Puis, il y a les germes. Avec la quatrième vague de COVID qui prend de l’ampleur et l’annulation des chirurgies électives dans certains hôpitaux, la vaccination reste un problème brûlant d’actualité. Attendez-vous à ce que les libéraux continuent de le mettre de l’avant. O’Toole refuse d’exiger que ses candidats soient vaccinés, malgré le fait qu’il établit à 90% un taux de vaccination pour le Canada. Et l’un de ses députés, David Yurdiga, a récemment déclaré qu’exiger des fonctionnaires fédéraux et des employés des industries sous réglementation fédérale qu’ils se fassent vacciner est une idée «tyrannique». La dernière chose dont O’Toole a besoin, c’est d’être mis dans la même catégorie que les anti-vaccins et les anti-gouvernements, dont les manifestations lors des événements libéraux deviennent de plus en plus laides de jour en jour.

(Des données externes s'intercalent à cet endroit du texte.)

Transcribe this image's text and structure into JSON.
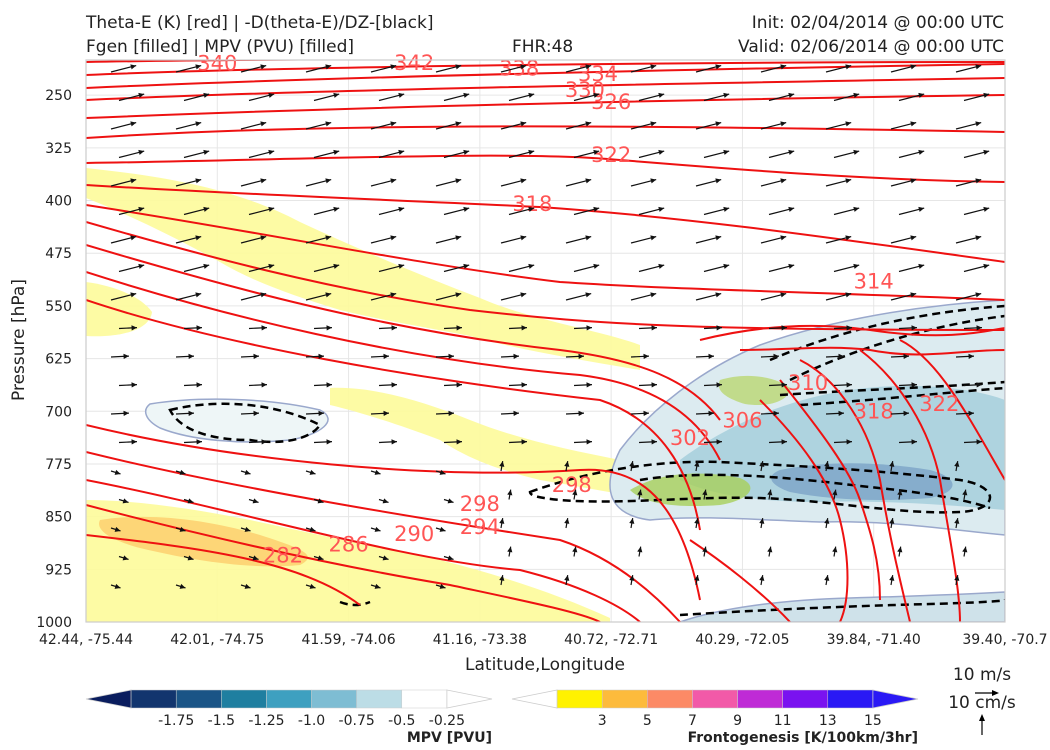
{
  "header": {
    "title_line1": "Theta-E (K) [red] | -D(theta-E)/DZ-[black]",
    "title_line2": "Fgen [filled] | MPV (PVU) [filled]",
    "fhr": "FHR:48",
    "init": "Init: 02/04/2014 @ 00:00 UTC",
    "valid": "Valid: 02/06/2014 @ 00:00 UTC"
  },
  "colors": {
    "theta_e": "#ee1111",
    "theta_e_label": "#ff5555",
    "ddz": "#000000",
    "mpv_outline": "#9aa8cc"
  },
  "chart_data": {
    "type": "cross-section",
    "xlabel": "Latitude,Longitude",
    "ylabel": "Pressure [hPa]",
    "y_ticks": [
      250,
      325,
      400,
      475,
      550,
      625,
      700,
      775,
      850,
      925,
      1000
    ],
    "ylim": [
      1000,
      200
    ],
    "x_ticks": [
      "42.44, -75.44",
      "42.01, -74.75",
      "41.59, -74.06",
      "41.16, -73.38",
      "40.72, -72.71",
      "40.29, -72.05",
      "39.84, -71.40",
      "39.40, -70.7"
    ],
    "theta_e_contour_labels": [
      {
        "value": "340",
        "x": 1.0,
        "p": 205
      },
      {
        "value": "342",
        "x": 2.5,
        "p": 204
      },
      {
        "value": "338",
        "x": 3.3,
        "p": 212
      },
      {
        "value": "334",
        "x": 3.9,
        "p": 220
      },
      {
        "value": "330",
        "x": 3.8,
        "p": 243
      },
      {
        "value": "326",
        "x": 4.0,
        "p": 260
      },
      {
        "value": "322",
        "x": 4.0,
        "p": 335
      },
      {
        "value": "318",
        "x": 3.4,
        "p": 405
      },
      {
        "value": "314",
        "x": 6.0,
        "p": 515
      },
      {
        "value": "310",
        "x": 5.5,
        "p": 660
      },
      {
        "value": "306",
        "x": 5.0,
        "p": 713
      },
      {
        "value": "302",
        "x": 4.6,
        "p": 738
      },
      {
        "value": "298",
        "x": 3.7,
        "p": 805
      },
      {
        "value": "298",
        "x": 3.0,
        "p": 832
      },
      {
        "value": "294",
        "x": 3.0,
        "p": 865
      },
      {
        "value": "290",
        "x": 2.5,
        "p": 875
      },
      {
        "value": "286",
        "x": 2.0,
        "p": 890
      },
      {
        "value": "282",
        "x": 1.5,
        "p": 905
      },
      {
        "value": "318",
        "x": 6.0,
        "p": 700
      },
      {
        "value": "322",
        "x": 6.5,
        "p": 690
      }
    ],
    "mpv_colorbar": {
      "title": "MPV [PVU]",
      "ticks": [
        "-1.75",
        "-1.5",
        "-1.25",
        "-1.0",
        "-0.75",
        "-0.5",
        "-0.25"
      ],
      "colors": [
        "#0a1d5e",
        "#12356e",
        "#1a5486",
        "#1f7fa0",
        "#3ea0c0",
        "#7ebdd3",
        "#bcdde6",
        "#ffffff"
      ]
    },
    "fgen_colorbar": {
      "title": "Frontogenesis [K/100km/3hr]",
      "ticks": [
        "3",
        "5",
        "7",
        "9",
        "11",
        "13",
        "15"
      ],
      "colors": [
        "#ffffff",
        "#fff200",
        "#fdbb3c",
        "#fc8a66",
        "#f25aa8",
        "#bf2bd6",
        "#7a12f0",
        "#2a19f5"
      ]
    },
    "reference_vectors": {
      "horizontal": "10 m/s",
      "vertical": "10 cm/s"
    },
    "grid": true
  }
}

Enfin, il y a l’acier. Ou plus précisément, le renouveau économique qui le produirait. Contrairement à la plateforme libérale, la plateforme des conservateurs n’est pas chiffrée, mais a récemment été estimée à 100 milliards de dollars sur 10 ans. Comment un gouvernement conservateur équilibrerait les livres au cours de la même période sans coupes est discutable et constituera une ligne d’attaque sûre pour Trudeau lors des prochains débats en français et en anglais. Encore une fois, le problème en est un de confiance: les électeurs peuvent-ils vraiment faire confiance à O’Toole pour donner suite à une position qui va à l’encontre de la pensée conservatrice traditionnelle?

Pour inverser l’élan des conservateurs, Trudeau tentera de convaincre les électeurs qu’O’Toole est un loup de droite déguisé en centriste. Mais venant d’un premier ministre qui ne peut toujours pas expliquer pourquoi il a plongé le pays dans une élection, à part vouloir gagner un gouvernement majoritaire, ce discours de l’«agenda caché» sonne plutôt creux. Et avec seulement deux semaines à faire, plutôt désespéré aussi.